Patriotic tees, reworked knits, jerseys and modish shirts feature as part of the menswear collection. Our favourite pieces include the DJ Pant Check Trouser with satin stripe seams and the Hawk printed tee’s with the signature Bolongaro Trevor rear stitching design. The super cuts and adaptable designs featured in the womenswear collection allow garments like the wrap cardi’s to be worn in a variety of different ways. And the knitwear is balanced perfectly with the sharp tailoring of the dresses and cropped riding jackets.

It won’t be long before we’re shouting ‘All hail Bolongaro Trevor’!

BP

NIGEL CABOURN - AUTHENTIC LINE - Oct 2 2008

Nigel Cabourn has a high reputation in the fashion industry, indeed his CV is fit to burst with the numerous projects and collaborations he has been part of since graduating from Newcastle Upon Tyne Fashion College in 1970. Internationally recognised, he has stores bearing his name all over the world, from America to Germany to Japan.

Back in 2003, Nigel Cabourn produced a Limited Edition Collection of Everest and Antarctic clothing, which had been inspired by the clothing worn by Sir Edmund Hillary and his team on their expedition to Mount Everest in 1953. The collection was a celebration of the fifty years that had passed since their achievement. Five years on, Cabourn has created a re-run capsule collection of the original 2003 collection to commemorate and pay tribute to Sir Hillary who died earlier this year. A percentage of the profits will be donated by Nigel Cabourn to the Himalyan Trust set up by Sir Edmund Hillary.

The latest line includes the classic pieces that have largely remained true to their original design save the odd tweak here and there to give a more fitted and contemporary feel. The philosophy however, remains the same: producing practical and functional warm clothing from British cloth, to ensure honesty to heritage, quality and durability.

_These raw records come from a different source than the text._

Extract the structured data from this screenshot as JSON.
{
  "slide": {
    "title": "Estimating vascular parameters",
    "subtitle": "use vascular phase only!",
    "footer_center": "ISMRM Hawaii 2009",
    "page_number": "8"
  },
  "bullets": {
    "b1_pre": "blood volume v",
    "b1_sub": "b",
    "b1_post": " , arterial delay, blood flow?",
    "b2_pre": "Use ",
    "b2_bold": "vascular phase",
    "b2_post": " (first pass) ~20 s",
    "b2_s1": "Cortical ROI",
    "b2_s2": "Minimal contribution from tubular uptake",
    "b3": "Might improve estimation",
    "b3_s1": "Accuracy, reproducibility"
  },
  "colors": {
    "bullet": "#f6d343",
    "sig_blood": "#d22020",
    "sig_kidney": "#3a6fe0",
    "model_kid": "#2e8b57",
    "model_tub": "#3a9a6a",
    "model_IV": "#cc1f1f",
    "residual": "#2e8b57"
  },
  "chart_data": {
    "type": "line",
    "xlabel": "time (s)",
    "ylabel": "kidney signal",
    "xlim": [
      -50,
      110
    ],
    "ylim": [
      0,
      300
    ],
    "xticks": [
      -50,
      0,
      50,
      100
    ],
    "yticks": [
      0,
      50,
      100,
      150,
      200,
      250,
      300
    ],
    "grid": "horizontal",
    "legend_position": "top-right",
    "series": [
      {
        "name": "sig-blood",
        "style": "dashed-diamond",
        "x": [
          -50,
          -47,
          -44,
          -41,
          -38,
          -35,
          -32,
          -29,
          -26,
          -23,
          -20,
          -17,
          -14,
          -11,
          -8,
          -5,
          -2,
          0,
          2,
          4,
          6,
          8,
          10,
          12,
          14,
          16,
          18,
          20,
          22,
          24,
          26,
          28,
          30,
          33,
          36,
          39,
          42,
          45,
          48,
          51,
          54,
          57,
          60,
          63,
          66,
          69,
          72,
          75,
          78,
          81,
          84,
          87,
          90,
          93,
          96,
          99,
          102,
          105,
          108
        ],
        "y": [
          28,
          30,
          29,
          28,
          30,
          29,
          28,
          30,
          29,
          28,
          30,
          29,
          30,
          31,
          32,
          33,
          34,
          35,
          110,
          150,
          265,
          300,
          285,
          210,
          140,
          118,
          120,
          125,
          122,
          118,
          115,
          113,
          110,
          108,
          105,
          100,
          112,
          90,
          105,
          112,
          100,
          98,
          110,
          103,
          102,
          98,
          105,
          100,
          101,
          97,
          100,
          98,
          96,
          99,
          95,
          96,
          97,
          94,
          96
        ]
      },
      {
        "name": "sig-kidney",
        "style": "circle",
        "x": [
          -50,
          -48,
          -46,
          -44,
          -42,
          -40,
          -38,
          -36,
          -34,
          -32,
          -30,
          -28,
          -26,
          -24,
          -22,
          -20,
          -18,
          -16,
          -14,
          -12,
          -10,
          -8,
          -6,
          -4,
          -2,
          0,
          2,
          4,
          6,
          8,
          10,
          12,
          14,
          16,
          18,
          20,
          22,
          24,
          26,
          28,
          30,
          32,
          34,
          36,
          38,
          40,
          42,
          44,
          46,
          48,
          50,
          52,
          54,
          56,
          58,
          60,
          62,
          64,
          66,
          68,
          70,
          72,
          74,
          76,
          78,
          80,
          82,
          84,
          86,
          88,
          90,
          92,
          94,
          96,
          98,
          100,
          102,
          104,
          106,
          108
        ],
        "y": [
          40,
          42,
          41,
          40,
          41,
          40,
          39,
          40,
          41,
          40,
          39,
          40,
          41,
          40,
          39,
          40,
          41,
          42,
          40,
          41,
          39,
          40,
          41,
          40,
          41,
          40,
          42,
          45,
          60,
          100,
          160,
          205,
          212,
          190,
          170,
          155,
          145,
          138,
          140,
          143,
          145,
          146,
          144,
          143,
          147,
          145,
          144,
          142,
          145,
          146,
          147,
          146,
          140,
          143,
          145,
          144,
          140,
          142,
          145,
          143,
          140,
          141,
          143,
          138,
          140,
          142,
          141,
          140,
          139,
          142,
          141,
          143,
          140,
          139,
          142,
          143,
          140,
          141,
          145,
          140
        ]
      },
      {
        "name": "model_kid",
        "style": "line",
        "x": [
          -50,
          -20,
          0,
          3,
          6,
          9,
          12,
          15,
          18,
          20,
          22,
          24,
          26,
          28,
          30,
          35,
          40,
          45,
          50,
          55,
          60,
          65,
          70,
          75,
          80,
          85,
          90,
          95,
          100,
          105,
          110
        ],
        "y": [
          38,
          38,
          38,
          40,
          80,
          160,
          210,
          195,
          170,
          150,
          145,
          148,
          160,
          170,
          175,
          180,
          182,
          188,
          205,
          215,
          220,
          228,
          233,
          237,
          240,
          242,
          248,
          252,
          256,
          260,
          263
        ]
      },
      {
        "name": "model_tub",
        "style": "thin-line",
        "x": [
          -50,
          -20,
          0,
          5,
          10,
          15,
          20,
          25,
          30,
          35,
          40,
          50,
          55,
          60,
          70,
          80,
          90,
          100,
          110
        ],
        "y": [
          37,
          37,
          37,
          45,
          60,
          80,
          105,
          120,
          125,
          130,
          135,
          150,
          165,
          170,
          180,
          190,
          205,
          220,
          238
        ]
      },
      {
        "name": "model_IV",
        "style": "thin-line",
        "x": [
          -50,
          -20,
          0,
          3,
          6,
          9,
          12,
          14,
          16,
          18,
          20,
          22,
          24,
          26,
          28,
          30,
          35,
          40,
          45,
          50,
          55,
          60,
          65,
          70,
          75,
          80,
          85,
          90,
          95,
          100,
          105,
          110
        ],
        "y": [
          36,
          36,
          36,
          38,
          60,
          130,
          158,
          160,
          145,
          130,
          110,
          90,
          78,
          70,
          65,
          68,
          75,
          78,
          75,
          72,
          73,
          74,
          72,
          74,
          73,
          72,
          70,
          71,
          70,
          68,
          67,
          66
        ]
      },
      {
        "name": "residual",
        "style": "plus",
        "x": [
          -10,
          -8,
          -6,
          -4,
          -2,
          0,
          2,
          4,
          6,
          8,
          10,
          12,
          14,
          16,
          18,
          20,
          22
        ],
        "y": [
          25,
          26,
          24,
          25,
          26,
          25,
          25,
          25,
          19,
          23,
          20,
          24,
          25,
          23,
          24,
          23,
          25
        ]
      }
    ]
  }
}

Coggles loves the black Antarctic Fairisle Knit which is a remake of the Lewis Antarctic Sweater, created with wool originating in Australia and New Zealand; and the Tenzing Black Tweed Jacket, constructed from hand woven Harris tweed, which is a replica of the jacket Tenzing Norgay wore on the ascent to Everest. We also love the black double-breasted Peacoat, which is certain to keep you warm this winter.